After establishing educational psychology services for the public school systems in St. Louis and Baltimore, Wallin directed the Division of Special Education and Mental Hygiene with the Delaware State Board of Education. He served as a visiting professor at Upsala College in East Orange, New Jersey.

Beginning early in his career at Vineland, Wallin took great interest in intelligence testing and education of the developmentally disabled. He cautioned against overemphasis on the intelligence quotient (IQ) that had been popularized by Lewis Terman. Wallin noted that there was considerable overlap in IQ between individuals of various intelligence categories. He feared that isolated interpretation of an IQ test might lead to finding faults in an otherwise normal individual.

==Personal==
In 1913, Wallin married Francis Geraldine Tinsley. They had two children. Virginia Stanton Wallin Obrinski was born in 1915 and became a psychologist. Geraldine Tinsley Wallin Sickler was born in 1919. Geraldine graduated with a bachelor's degree from Duke University. After his younger daughter was killed in a 1959 traffic collision, Wallin established the Geraldine Wallin Sickler Award at Augustana College. The award provides monetary assistance for outstanding senior psychology students to pursue graduate education.

==Later life==
In 1955, Wallin reflected on his career in his autobiographical work The Odyssey of a Psychologist. Wallin died on August 5, 1969.

==Legacy==
Several sources have commented on Wallin's personality. In describing the interpersonal issues that Wallin had at the New Jersey State Village for Epileptics, Bruce Hermann said that Wallin was "prickly to be sure and quick to take professional offense." Author Leila Zenderland said, "While his writings were significant in questioning the overstatements of other testers, Wallin largely remained an isolated maverick." Indeed, in a letter to H.H. Goddard, Wallin disclosed that he had lost a position because he was said to be "a difficult man to get along with."

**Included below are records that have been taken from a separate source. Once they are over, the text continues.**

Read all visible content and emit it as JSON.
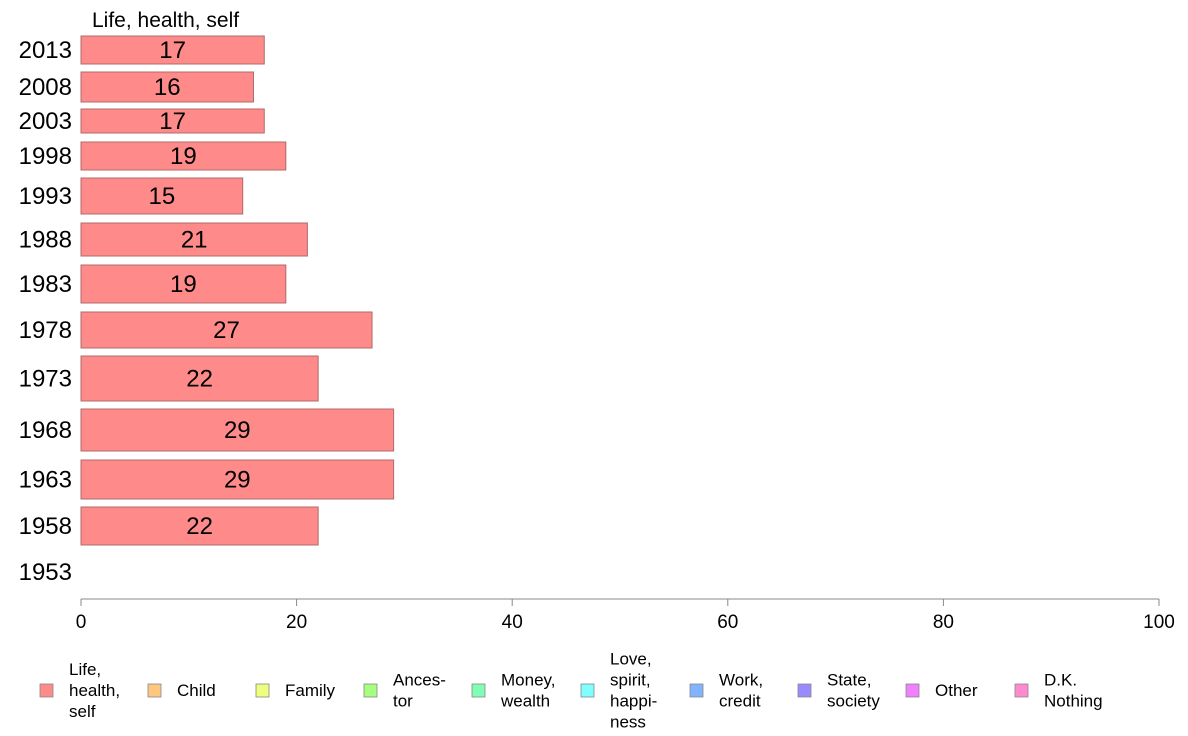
{
  "chart_data": {
    "type": "bar",
    "orientation": "horizontal",
    "stacked": true,
    "title": "",
    "xlabel": "",
    "ylabel": "",
    "xlim": [
      0,
      100
    ],
    "x_ticks": [
      0,
      20,
      40,
      60,
      80,
      100
    ],
    "grid": false,
    "categories": [
      "2013",
      "2008",
      "2003",
      "1998",
      "1993",
      "1988",
      "1983",
      "1978",
      "1973",
      "1968",
      "1963",
      "1958",
      "1953"
    ],
    "series": [
      {
        "name": "Life, health, self",
        "color": "#ff8a8a",
        "values": [
          17,
          16,
          17,
          19,
          15,
          21,
          19,
          27,
          22,
          29,
          29,
          22,
          null
        ],
        "labels": [
          "17",
          "16",
          "17",
          "19",
          "15",
          "21",
          "19",
          "27",
          "22",
          "29",
          "29",
          "22",
          ""
        ]
      }
    ],
    "series_title": "Life, health, self",
    "legend": {
      "placement": "bottom",
      "entries": [
        {
          "lines": [
            "Life,",
            "health,",
            "self"
          ],
          "color": "#ff8a8a"
        },
        {
          "lines": [
            "Child"
          ],
          "color": "#ffc680"
        },
        {
          "lines": [
            "Family"
          ],
          "color": "#eeff80"
        },
        {
          "lines": [
            "Ances-",
            "tor"
          ],
          "color": "#a6ff80"
        },
        {
          "lines": [
            "Money,",
            "wealth"
          ],
          "color": "#80ffb4"
        },
        {
          "lines": [
            "Love,",
            "spirit,",
            "happi-",
            "ness"
          ],
          "color": "#80ffff"
        },
        {
          "lines": [
            "Work,",
            "credit"
          ],
          "color": "#80b4ff"
        },
        {
          "lines": [
            "State,",
            "society"
          ],
          "color": "#9a8aff"
        },
        {
          "lines": [
            "Other"
          ],
          "color": "#f080ff"
        },
        {
          "lines": [
            "D.K.",
            "Nothing"
          ],
          "color": "#ff8ad0"
        }
      ]
    }
  }
}
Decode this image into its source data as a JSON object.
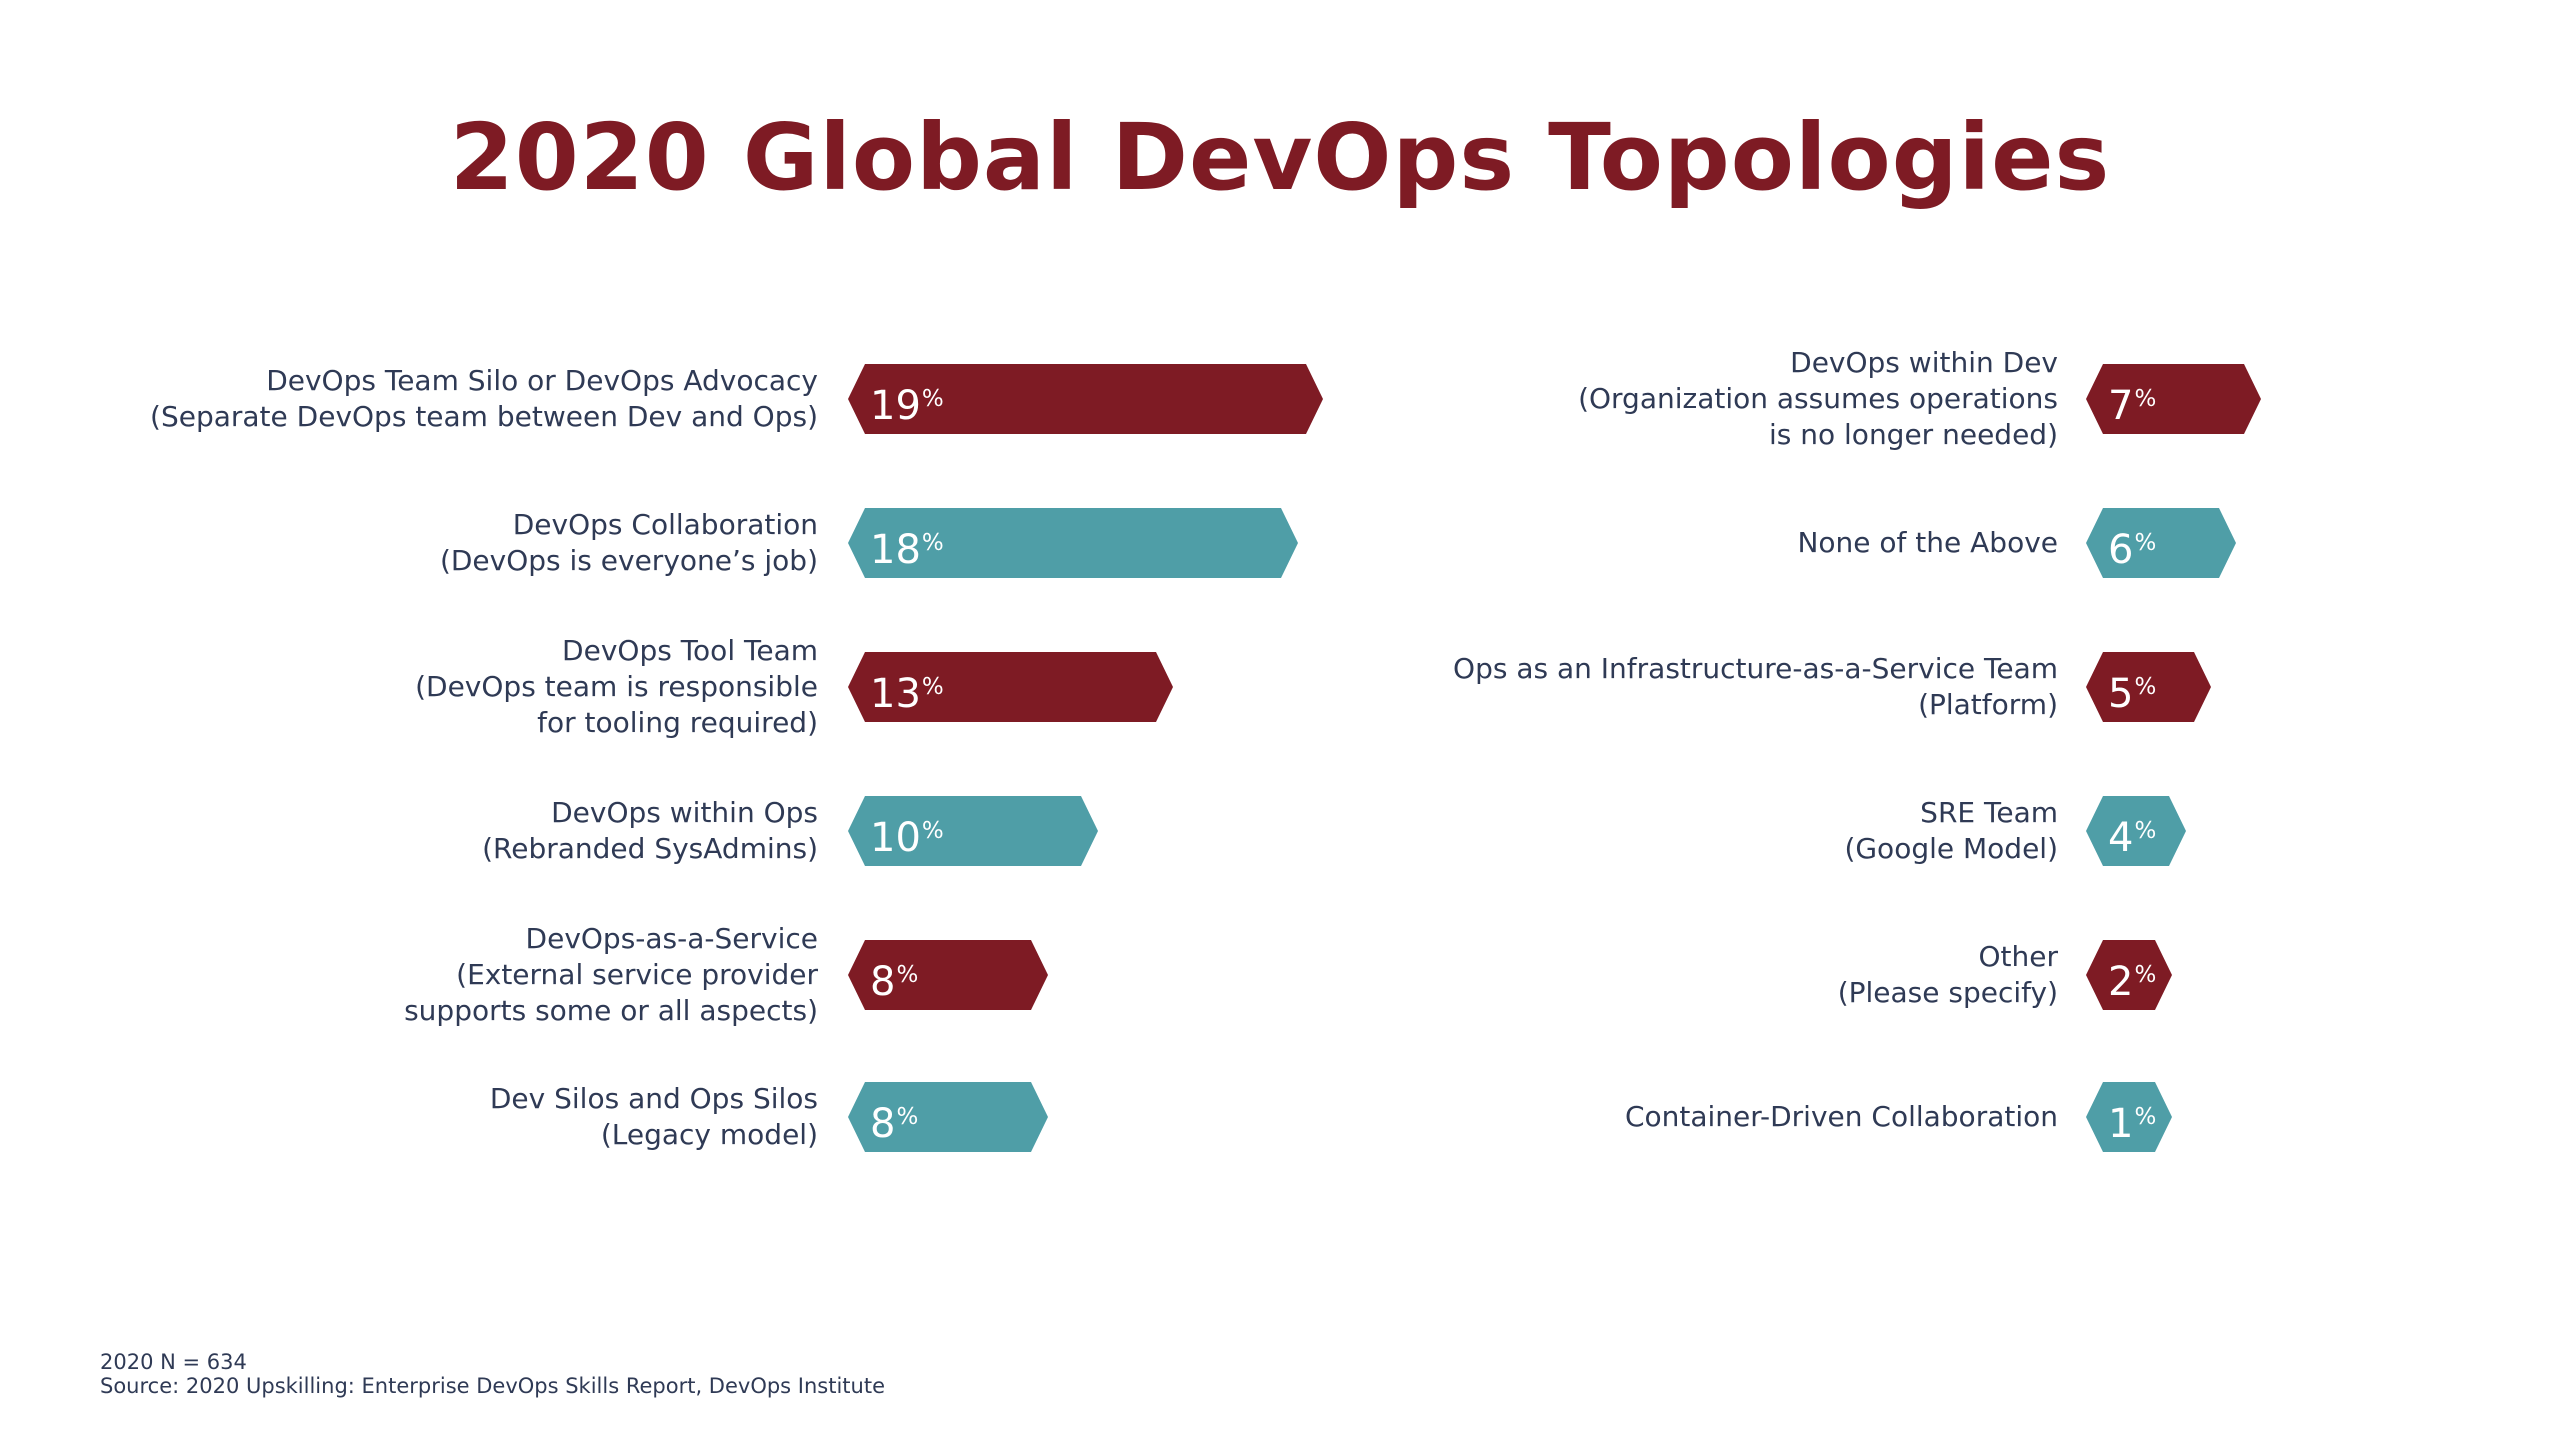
{
  "title": "2020 Global DevOps Topologies",
  "colors": {
    "title": "#7e1b24",
    "red": "#7e1b24",
    "teal": "#4f9ea7",
    "label": "#2f3a55"
  },
  "chart_data": [
    {
      "type": "bar",
      "unit": "%",
      "items": [
        {
          "lines": [
            "DevOps Team Silo or DevOps Advocacy",
            "(Separate DevOps team between Dev and Ops)"
          ],
          "value": 19,
          "color": "red"
        },
        {
          "lines": [
            "DevOps Collaboration",
            "(DevOps is everyone’s job)"
          ],
          "value": 18,
          "color": "teal"
        },
        {
          "lines": [
            "DevOps Tool Team",
            "(DevOps team is responsible",
            "for tooling required)"
          ],
          "value": 13,
          "color": "red"
        },
        {
          "lines": [
            "DevOps within Ops",
            "(Rebranded SysAdmins)"
          ],
          "value": 10,
          "color": "teal"
        },
        {
          "lines": [
            "DevOps-as-a-Service",
            "(External service provider",
            "supports some or all aspects)"
          ],
          "value": 8,
          "color": "red"
        },
        {
          "lines": [
            "Dev Silos and Ops Silos",
            "(Legacy model)"
          ],
          "value": 8,
          "color": "teal"
        }
      ]
    },
    {
      "type": "bar",
      "unit": "%",
      "items": [
        {
          "lines": [
            "DevOps within Dev",
            "(Organization assumes operations",
            "is no longer needed)"
          ],
          "value": 7,
          "color": "red"
        },
        {
          "lines": [
            "None of the Above"
          ],
          "value": 6,
          "color": "teal"
        },
        {
          "lines": [
            "Ops as an Infrastructure-as-a-Service Team",
            "(Platform)"
          ],
          "value": 5,
          "color": "red"
        },
        {
          "lines": [
            "SRE Team",
            "(Google Model)"
          ],
          "value": 4,
          "color": "teal"
        },
        {
          "lines": [
            "Other",
            "(Please specify)"
          ],
          "value": 2,
          "color": "red"
        },
        {
          "lines": [
            "Container-Driven Collaboration"
          ],
          "value": 1,
          "color": "teal"
        }
      ]
    }
  ],
  "footnote": {
    "sample": "2020 N = 634",
    "source": "Source: 2020 Upskilling: Enterprise DevOps Skills Report, DevOps Institute"
  }
}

The Council for Exceptional Children gives the J. E. Wallace Wallin Lifetime Achievement Award to "an individual who has made continued and sustained contributions to the education of children and youth with exceptionalities."

==Awards and honors==
- Who's Who Among North American Authors (1921)
- Meritorious Service Award, Augustana College (1955)

==Selected works==
- Wallin, J. E. Wallace (1905). Optical Illusions of Reversible Perspective. Stanton, Iowa: The Stanton Call Press.
- Wallin, J. E. Wallace (1920). Problems of Subnormality. New York: World Book Company.
- Wallin, J. E. Wallace (1924). The Education of Handicapped Children. Boston: Houghton Mifflin Company.
- Wallin, J. E. Wallace (1935). Personality Maladjustments and Mental Hygiene. New York: McGraw-Hill Book Company.
- Wallin, J. E. Wallace (1939). Minor Mental Maladjustments in Normal People. Durham, North Carolina: Duke University Press.
- Wallin, J. E. Wallace (1949). Children With Mental and Physical Handicaps. New York: Prentice-Hall.